I'm not "Pro-Bully" or anything like that. However, I am certainly not Pro: Anti-Bully, either...
I always thought the bullied kids ultimately ended up with fancy jobs, lots of money, hot wives... and the "Bullies" trudged to work every day, digging ditches in hard hats and uniforms, spending their meager pay on lottery tickets, cigarettes and cheap beer, right?
The film is arguing that bullied kids are actually killing themselves, which is sad.
Director Lee Hirsch said, in an interview with a news website:
"I felt that the hardest part of being bullied was communicating," Hirsch said. "And getting help. I couldn’t enroll people’s support. People would say things like 'get over it,' even my own father and mother. They weren't with me. That was a big part of my wanting to make the film. It's cathartic on a daily basis."I'm too cynical to think a movie is going to change the world, which is sad.

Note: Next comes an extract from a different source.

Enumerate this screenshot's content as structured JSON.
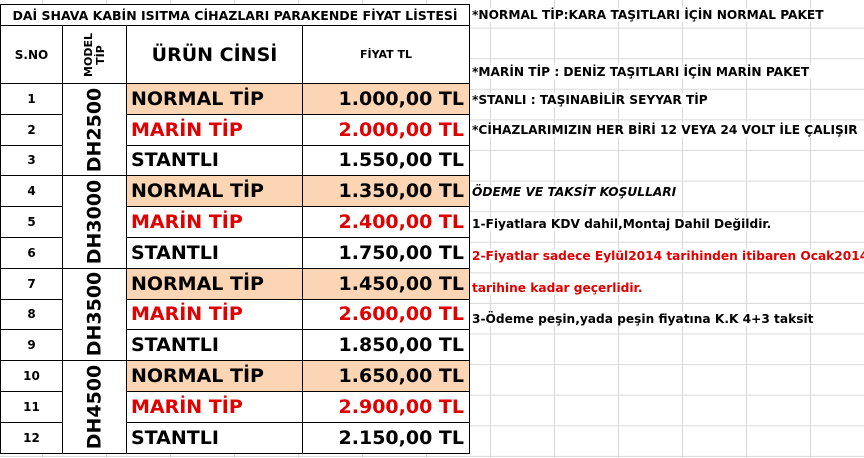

My grandparents generation always seemed to have an excuse for being racist, sexist, homophobic... that's just "how it was back then" or whatever...
Alot of this same bad shit carried right on through my parents generation, even though these people were supposed to have existed after the barriers had been broken. The bad shit was just finding different ways to exist obscurely instead of overtly.
I'm not sure what my generation's excuse will be. I was hoping we'd be more informed and more tolerant and the stories about racism and sexism and kids killing themselves would stop.
I'm not going to try and save the world. I save the world by being kind to the people in my world and hoping they do the same to everyone else. Ignoring the voice that tells me they won't.